Banks tours Fairfield Avenue veterans’ shelter
U.S. Rep. Jim Banks toured the Richard Lugar Safe Haven for Veterans on Tuesday, hearing from officials and temporary residents at the homeless shelter.
A resident told Banks the shelter’s staff had “helped me out a lot.”
“I’m rebounding,” said the resident, a 59-year-old Army veteran who had lived in Evansville. “I’m working part time right now. I’m trying to get my home back.
“I’m just happy this place is here.... It’s my home,” he said.
Larcina Hicks told Banks that the Fairfield Avenue shelter “is the final place” keeping many homeless veterans out of jail -- or preventing them from dying.
Hicks is senior director of veterans services for Volunteers of America of Ohio and Indiana, a nonprofit, faith-based organization that operates the Lugar Safe Haven.
“The goal is to get that permanent housing,” she said.
Named for former U.S. Sen. Richard Lugar of Indianapolis, the shelter can house 25 homeless veterans who each can stay for up to six months. Drug use, sexual activities and violence are prohibited at the site, Hicks said.
The staff’s focus is on showing residents “this is what health can look like, this is what stability can look like,” said Amy Sczerbowicz, social work supervisor for the Department of Veterans Affairs, which provides funding for the Lugar Safe Haven.
Hicks said the shelter needs more money and space so it can house a greater number of female veterans. It currently has space for two female residents.
Kathleen Atkins, vice president of program operations for Volunteers of America of Ohio and Indiana, said female veterans “like to be around each other because they have common issues and they just can be of support to each other.”

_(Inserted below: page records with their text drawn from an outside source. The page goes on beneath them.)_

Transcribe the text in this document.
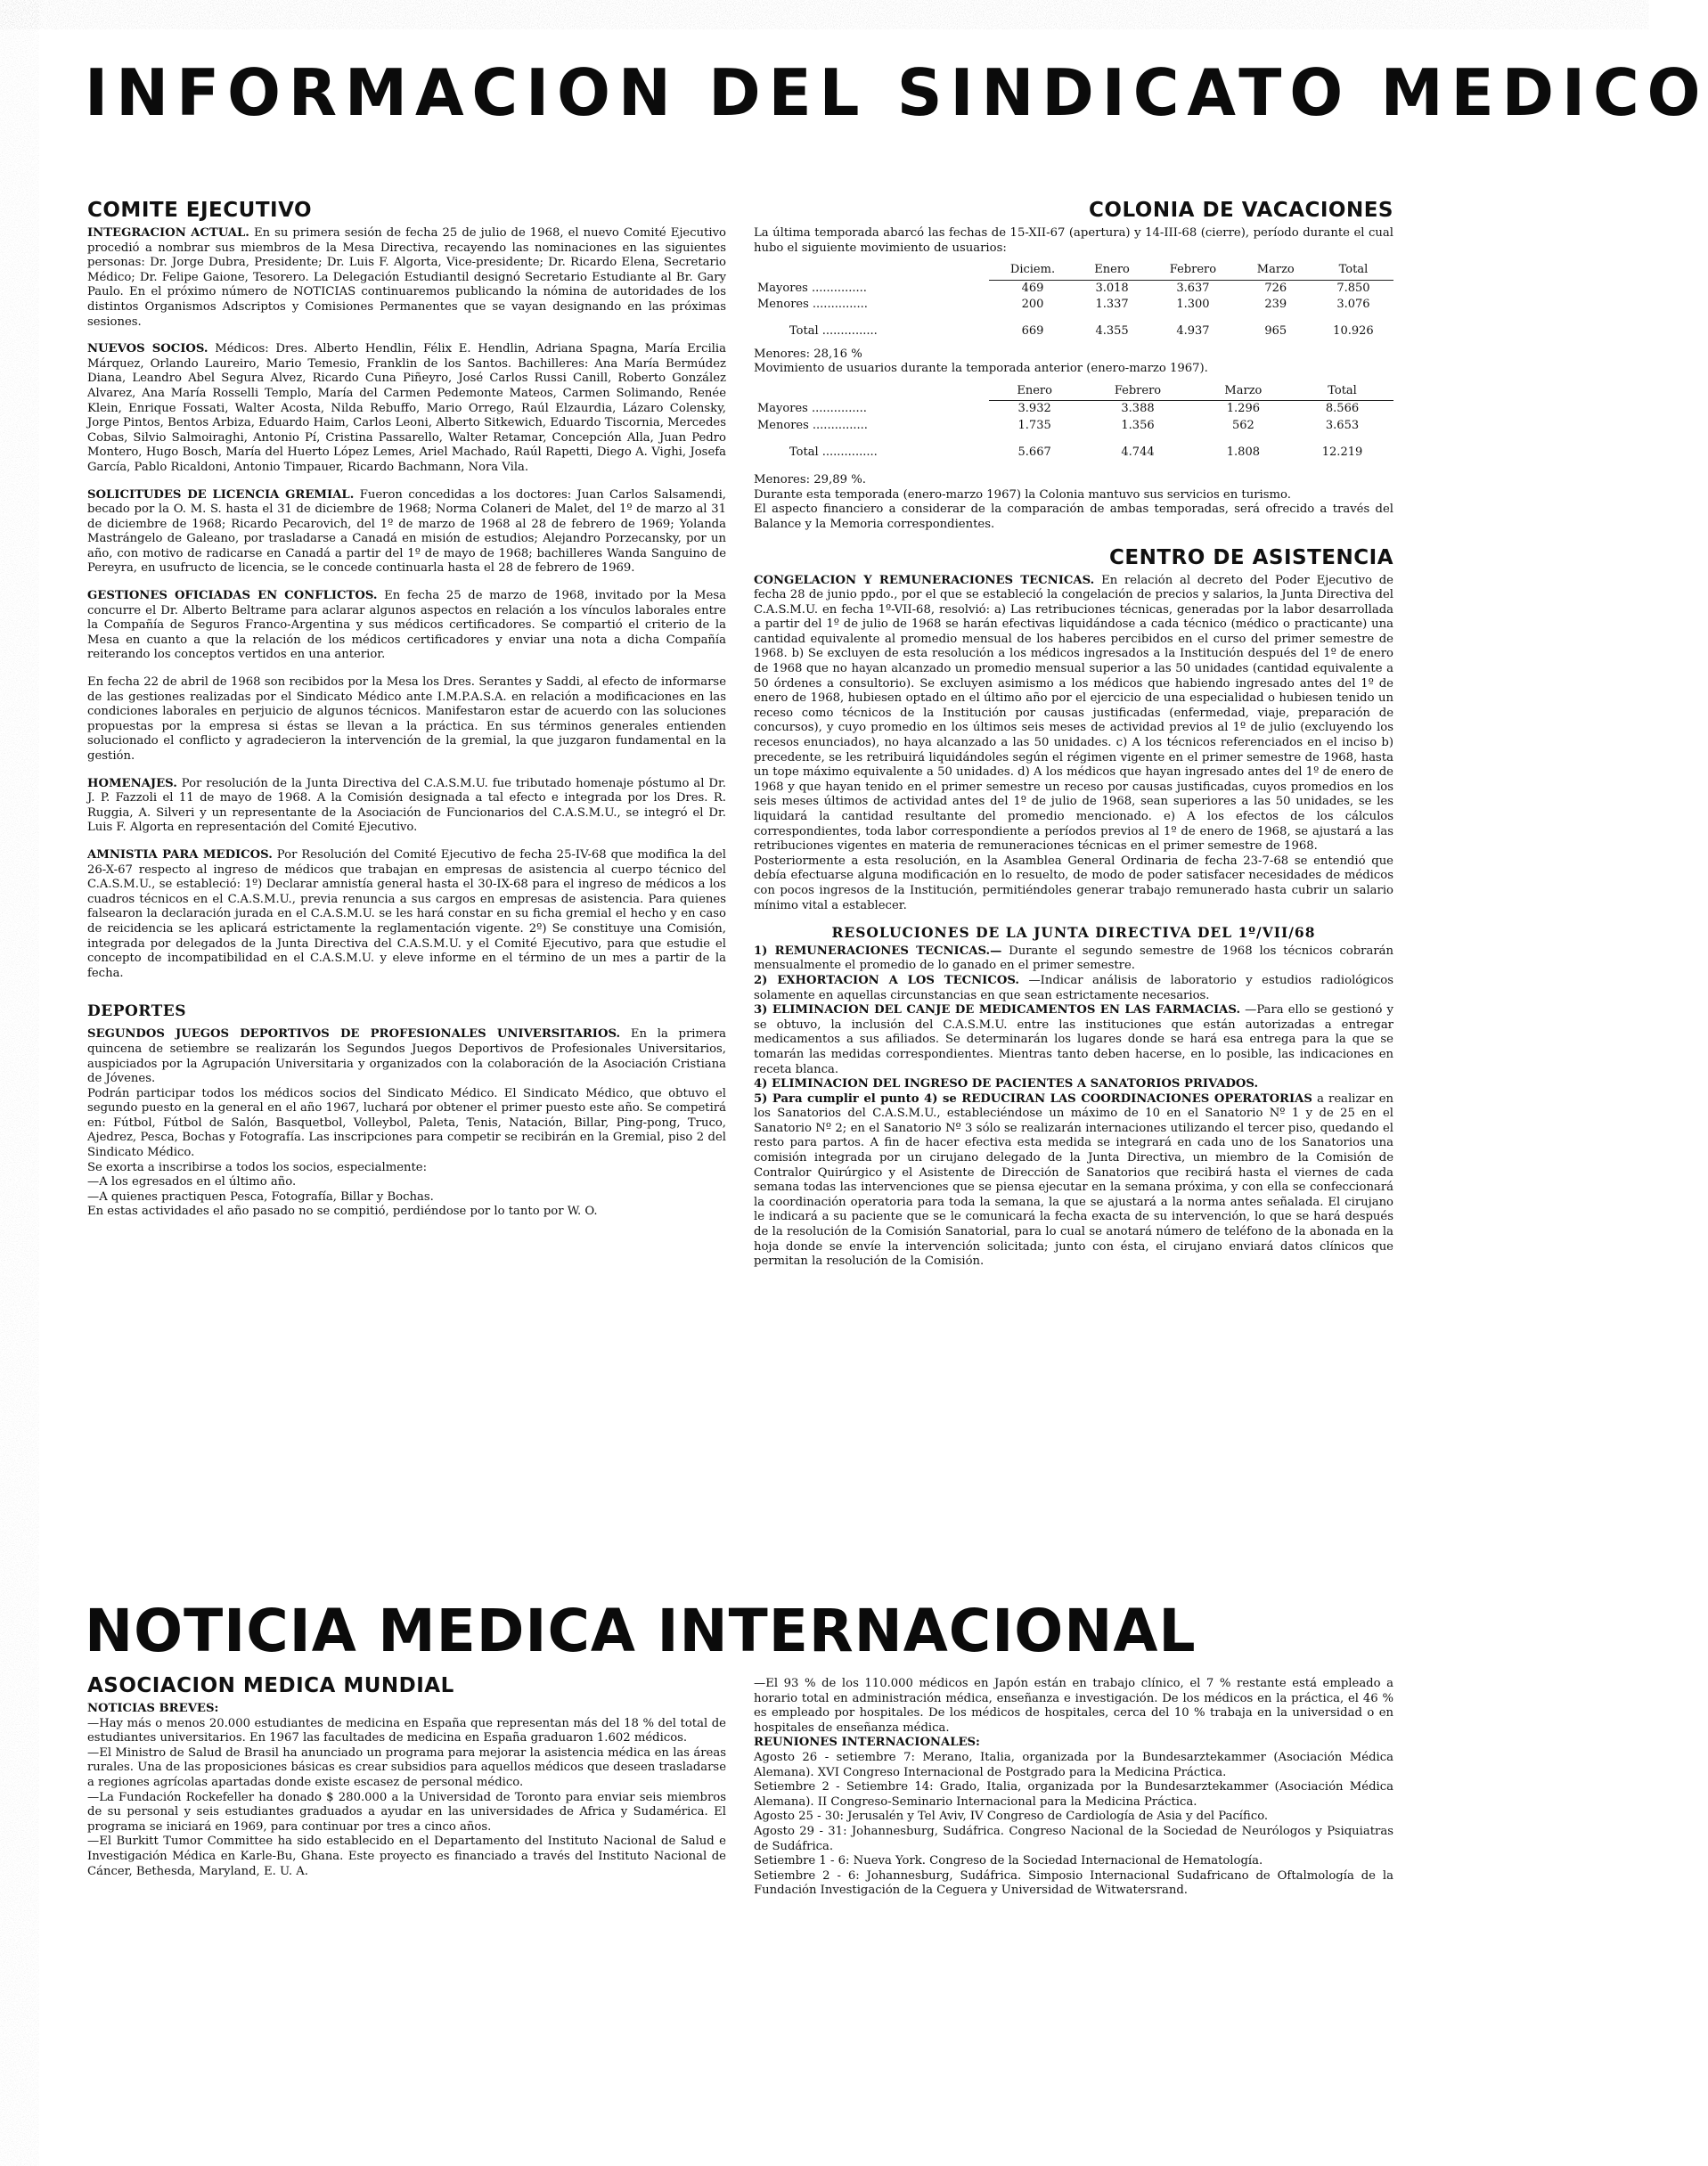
INFORMACION DEL SINDICATO MEDICO
COMITE EJECUTIVO

INTEGRACION ACTUAL. En su primera sesión de fecha 25 de julio de 1968, el nuevo Comité Ejecutivo procedió a nombrar sus miembros de la Mesa Directiva, recayendo las nominaciones en las siguientes personas: Dr. Jorge Dubra, Presidente; Dr. Luis F. Algorta, Vice-presidente; Dr. Ricardo Elena, Secretario Médico; Dr. Felipe Gaione, Tesorero. La Delegación Estudiantil designó Secretario Estudiante al Br. Gary Paulo. En el próximo número de NOTICIAS continuaremos publicando la nómina de autoridades de los distintos Organismos Adscriptos y Comisiones Permanentes que se vayan designando en las próximas sesiones.

NUEVOS SOCIOS. Médicos: Dres. Alberto Hendlin, Félix E. Hendlin, Adriana Spagna, María Ercilia Márquez, Orlando Laureiro, Mario Temesio, Franklin de los Santos. Bachilleres: Ana María Bermúdez Diana, Leandro Abel Segura Alvez, Ricardo Cuna Piñeyro, José Carlos Russi Canill, Roberto González Alvarez, Ana María Rosselli Templo, María del Carmen Pedemonte Mateos, Carmen Solimando, Renée Klein, Enrique Fossati, Walter Acosta, Nilda Rebuffo, Mario Orrego, Raúl Elzaurdia, Lázaro Colensky, Jorge Pintos, Bentos Arbiza, Eduardo Haim, Carlos Leoni, Alberto Sitkewich, Eduardo Tiscornia, Mercedes Cobas, Silvio Salmoiraghi, Antonio Pí, Cristina Passarello, Walter Retamar, Concepción Alla, Juan Pedro Montero, Hugo Bosch, María del Huerto López Lemes, Ariel Machado, Raúl Rapetti, Diego A. Vighi, Josefa García, Pablo Ricaldoni, Antonio Timpauer, Ricardo Bachmann, Nora Vila.

SOLICITUDES DE LICENCIA GREMIAL. Fueron concedidas a los doctores: Juan Carlos Salsamendi, becado por la O. M. S. hasta el 31 de diciembre de 1968; Norma Colaneri de Malet, del 1º de marzo al 31 de diciembre de 1968; Ricardo Pecarovich, del 1º de marzo de 1968 al 28 de febrero de 1969; Yolanda Mastrángelo de Galeano, por trasladarse a Canadá en misión de estudios; Alejandro Porzecansky, por un año, con motivo de radicarse en Canadá a partir del 1º de mayo de 1968; bachilleres Wanda Sanguino de Pereyra, en usufructo de licencia, se le concede continuarla hasta el 28 de febrero de 1969.

GESTIONES OFICIADAS EN CONFLICTOS. En fecha 25 de marzo de 1968, invitado por la Mesa concurre el Dr. Alberto Beltrame para aclarar algunos aspectos en relación a los vínculos laborales entre la Compañía de Seguros Franco-Argentina y sus médicos certificadores. Se compartió el criterio de la Mesa en cuanto a que la relación de los médicos certificadores y enviar una nota a dicha Compañía reiterando los conceptos vertidos en una anterior.

En fecha 22 de abril de 1968 son recibidos por la Mesa los Dres. Serantes y Saddi, al efecto de informarse de las gestiones realizadas por el Sindicato Médico ante I.M.P.A.S.A. en relación a modificaciones en las condiciones laborales en perjuicio de algunos técnicos. Manifestaron estar de acuerdo con las soluciones propuestas por la empresa si éstas se llevan a la práctica. En sus términos generales entienden solucionado el conflicto y agradecieron la intervención de la gremial, la que juzgaron fundamental en la gestión.

HOMENAJES. Por resolución de la Junta Directiva del C.A.S.M.U. fue tributado homenaje póstumo al Dr. J. P. Fazzoli el 11 de mayo de 1968. A la Comisión designada a tal efecto e integrada por los Dres. R. Ruggia, A. Silveri y un representante de la Asociación de Funcionarios del C.A.S.M.U., se integró el Dr. Luis F. Algorta en representación del Comité Ejecutivo.

AMNISTIA PARA MEDICOS. Por Resolución del Comité Ejecutivo de fecha 25-IV-68 que modifica la del 26-X-67 respecto al ingreso de médicos que trabajan en empresas de asistencia al cuerpo técnico del C.A.S.M.U., se estableció: 1º) Declarar amnistía general hasta el 30-IX-68 para el ingreso de médicos a los cuadros técnicos en el C.A.S.M.U., previa renuncia a sus cargos en empresas de asistencia. Para quienes falsearon la declaración jurada en el C.A.S.M.U. se les hará constar en su ficha gremial el hecho y en caso de reicidencia se les aplicará estrictamente la reglamentación vigente. 2º) Se constituye una Comisión, integrada por delegados de la Junta Directiva del C.A.S.M.U. y el Comité Ejecutivo, para que estudie el concepto de incompatibilidad en el C.A.S.M.U. y eleve informe en el término de un mes a partir de la fecha.

DEPORTES

SEGUNDOS JUEGOS DEPORTIVOS DE PROFESIONALES UNIVERSITARIOS. En la primera quincena de setiembre se realizarán los Segundos Juegos Deportivos de Profesionales Universitarios, auspiciados por la Agrupación Universitaria y organizados con la colaboración de la Asociación Cristiana de Jóvenes.

Podrán participar todos los médicos socios del Sindicato Médico. El Sindicato Médico, que obtuvo el segundo puesto en la general en el año 1967, luchará por obtener el primer puesto este año. Se competirá en: Fútbol, Fútbol de Salón, Basquetbol, Volleybol, Paleta, Tenis, Natación, Billar, Ping-pong, Truco, Ajedrez, Pesca, Bochas y Fotografía. Las inscripciones para competir se recibirán en la Gremial, piso 2 del Sindicato Médico.

Se exorta a inscribirse a todos los socios, especialmente:

—A los egresados en el último año.

—A quienes practiquen Pesca, Fotografía, Billar y Bochas.

En estas actividades el año pasado no se compitió, perdiéndose por lo tanto por W. O.

COLONIA DE VACACIONES

La última temporada abarcó las fechas de 15-XII-67 (apertura) y 14-III-68 (cierre), período durante el cual hubo el siguiente movimiento de usuarios:

	Diciem.	Enero	Febrero	Marzo	Total
Mayores ...............	469	3.018	3.637	726	7.850
Menores ...............	200	1.337	1.300	239	3.076
Total ...............	669	4.355	4.937	965	10.926

Menores: 28,16 %

Movimiento de usuarios durante la temporada anterior (enero-marzo 1967).

	Enero	Febrero	Marzo	Total
Mayores ...............	3.932	3.388	1.296	8.566
Menores ...............	1.735	1.356	562	3.653
Total ...............	5.667	4.744	1.808	12.219

Menores: 29,89 %.

Durante esta temporada (enero-marzo 1967) la Colonia mantuvo sus servicios en turismo.

El aspecto financiero a considerar de la comparación de ambas temporadas, será ofrecido a través del Balance y la Memoria correspondientes.

CENTRO DE ASISTENCIA

CONGELACION Y REMUNERACIONES TECNICAS. En relación al decreto del Poder Ejecutivo de fecha 28 de junio ppdo., por el que se estableció la congelación de precios y salarios, la Junta Directiva del C.A.S.M.U. en fecha 1º-VII-68, resolvió: a) Las retribuciones técnicas, generadas por la labor desarrollada a partir del 1º de julio de 1968 se harán efectivas liquidándose a cada técnico (médico o practicante) una cantidad equivalente al promedio mensual de los haberes percibidos en el curso del primer semestre de 1968. b) Se excluyen de esta resolución a los médicos ingresados a la Institución después del 1º de enero de 1968 que no hayan alcanzado un promedio mensual superior a las 50 unidades (cantidad equivalente a 50 órdenes a consultorio). Se excluyen asimismo a los médicos que habiendo ingresado antes del 1º de enero de 1968, hubiesen optado en el último año por el ejercicio de una especialidad o hubiesen tenido un receso como técnicos de la Institución por causas justificadas (enfermedad, viaje, preparación de concursos), y cuyo promedio en los últimos seis meses de actividad previos al 1º de julio (excluyendo los recesos enunciados), no haya alcanzado a las 50 unidades. c) A los técnicos referenciados en el inciso b) precedente, se les retribuirá liquidándoles según el régimen vigente en el primer semestre de 1968, hasta un tope máximo equivalente a 50 unidades. d) A los médicos que hayan ingresado antes del 1º de enero de 1968 y que hayan tenido en el primer semestre un receso por causas justificadas, cuyos promedios en los seis meses últimos de actividad antes del 1º de julio de 1968, sean superiores a las 50 unidades, se les liquidará la cantidad resultante del promedio mencionado. e) A los efectos de los cálculos correspondientes, toda labor correspondiente a períodos previos al 1º de enero de 1968, se ajustará a las retribuciones vigentes en materia de remuneraciones técnicas en el primer semestre de 1968.

Posteriormente a esta resolución, en la Asamblea General Ordinaria de fecha 23-7-68 se entendió que debía efectuarse alguna modificación en lo resuelto, de modo de poder satisfacer necesidades de médicos con pocos ingresos de la Institución, permitiéndoles generar trabajo remunerado hasta cubrir un salario mínimo vital a establecer.

RESOLUCIONES DE LA JUNTA DIRECTIVA DEL 1º/VII/68

1) REMUNERACIONES TECNICAS.— Durante el segundo semestre de 1968 los técnicos cobrarán mensualmente el promedio de lo ganado en el primer semestre.

2) EXHORTACION A LOS TECNICOS. —Indicar análisis de laboratorio y estudios radiológicos solamente en aquellas circunstancias en que sean estrictamente necesarios.

3) ELIMINACION DEL CANJE DE MEDICAMENTOS EN LAS FARMACIAS. —Para ello se gestionó y se obtuvo, la inclusión del C.A.S.M.U. entre las instituciones que están autorizadas a entregar medicamentos a sus afiliados. Se determinarán los lugares donde se hará esa entrega para la que se tomarán las medidas correspondientes. Mientras tanto deben hacerse, en lo posible, las indicaciones en receta blanca.

4) ELIMINACION DEL INGRESO DE PACIENTES A SANATORIOS PRIVADOS.

5) Para cumplir el punto 4) se REDUCIRAN LAS COORDINACIONES OPERATORIAS a realizar en los Sanatorios del C.A.S.M.U., estableciéndose un máximo de 10 en el Sanatorio Nº 1 y de 25 en el Sanatorio Nº 2; en el Sanatorio Nº 3 sólo se realizarán internaciones utilizando el tercer piso, quedando el resto para partos. A fin de hacer efectiva esta medida se integrará en cada uno de los Sanatorios una comisión integrada por un cirujano delegado de la Junta Directiva, un miembro de la Comisión de Contralor Quirúrgico y el Asistente de Dirección de Sanatorios que recibirá hasta el viernes de cada semana todas las intervenciones que se piensa ejecutar en la semana próxima, y con ella se confeccionará la coordinación operatoria para toda la semana, la que se ajustará a la norma antes señalada. El cirujano le indicará a su paciente que se le comunicará la fecha exacta de su intervención, lo que se hará después de la resolución de la Comisión Sanatorial, para lo cual se anotará número de teléfono de la abonada en la hoja donde se envíe la intervención solicitada; junto con ésta, el cirujano enviará datos clínicos que permitan la resolución de la Comisión.

NOTICIA MEDICA INTERNACIONAL
ASOCIACION MEDICA MUNDIAL

NOTICIAS BREVES:

—Hay más o menos 20.000 estudiantes de medicina en España que representan más del 18 % del total de estudiantes universitarios. En 1967 las facultades de medicina en España graduaron 1.602 médicos.

—El Ministro de Salud de Brasil ha anunciado un programa para mejorar la asistencia médica en las áreas rurales. Una de las proposiciones básicas es crear subsidios para aquellos médicos que deseen trasladarse a regiones agrícolas apartadas donde existe escasez de personal médico.

—La Fundación Rockefeller ha donado $ 280.000 a la Universidad de Toronto para enviar seis miembros de su personal y seis estudiantes graduados a ayudar en las universidades de Africa y Sudamérica. El programa se iniciará en 1969, para continuar por tres a cinco años.

—El Burkitt Tumor Committee ha sido establecido en el Departamento del Instituto Nacional de Salud e Investigación Médica en Karle-Bu, Ghana. Este proyecto es financiado a través del Instituto Nacional de Cáncer, Bethesda, Maryland, E. U. A.

—El 93 % de los 110.000 médicos en Japón están en trabajo clínico, el 7 % restante está empleado a horario total en administración médica, enseñanza e investigación. De los médicos en la práctica, el 46 % es empleado por hospitales. De los médicos de hospitales, cerca del 10 % trabaja en la universidad o en hospitales de enseñanza médica.

REUNIONES INTERNACIONALES:

Agosto 26 - setiembre 7: Merano, Italia, organizada por la Bundesarztekammer (Asociación Médica Alemana). XVI Congreso Internacional de Postgrado para la Medicina Práctica.

Setiembre 2 - Setiembre 14: Grado, Italia, organizada por la Bundesarztekammer (Asociación Médica Alemana). II Congreso-Seminario Internacional para la Medicina Práctica.

Agosto 25 - 30: Jerusalén y Tel Aviv, IV Congreso de Cardiología de Asia y del Pacífico.

Agosto 29 - 31: Johannesburg, Sudáfrica. Congreso Nacional de la Sociedad de Neurólogos y Psiquiatras de Sudáfrica.

Setiembre 1 - 6: Nueva York. Congreso de la Sociedad Internacional de Hematología.

Setiembre 2 - 6: Johannesburg, Sudáfrica. Simposio Internacional Sudafricano de Oftalmología de la Fundación Investigación de la Ceguera y Universidad de Witwatersrand.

At one time during his tour, Banks, a Navy Reserve officer and a member of the House Veterans’ Affairs Committee, told staff, “We want to be supportive of what you do.”
He later shared his impressions with reporters.
“Listening to some of the stories of the residents who are here, what they’ve been through and what this facility has brought to them, is an incredible testament to the work that’s being done here,” Banks said.
“It takes money, and I’m well award of that,” he said, responding to a question about funding needs.
Banks said he will continue to talk with shelter officials “about ways that I can support what is being done here on the Veterans’ Affairs Committee.”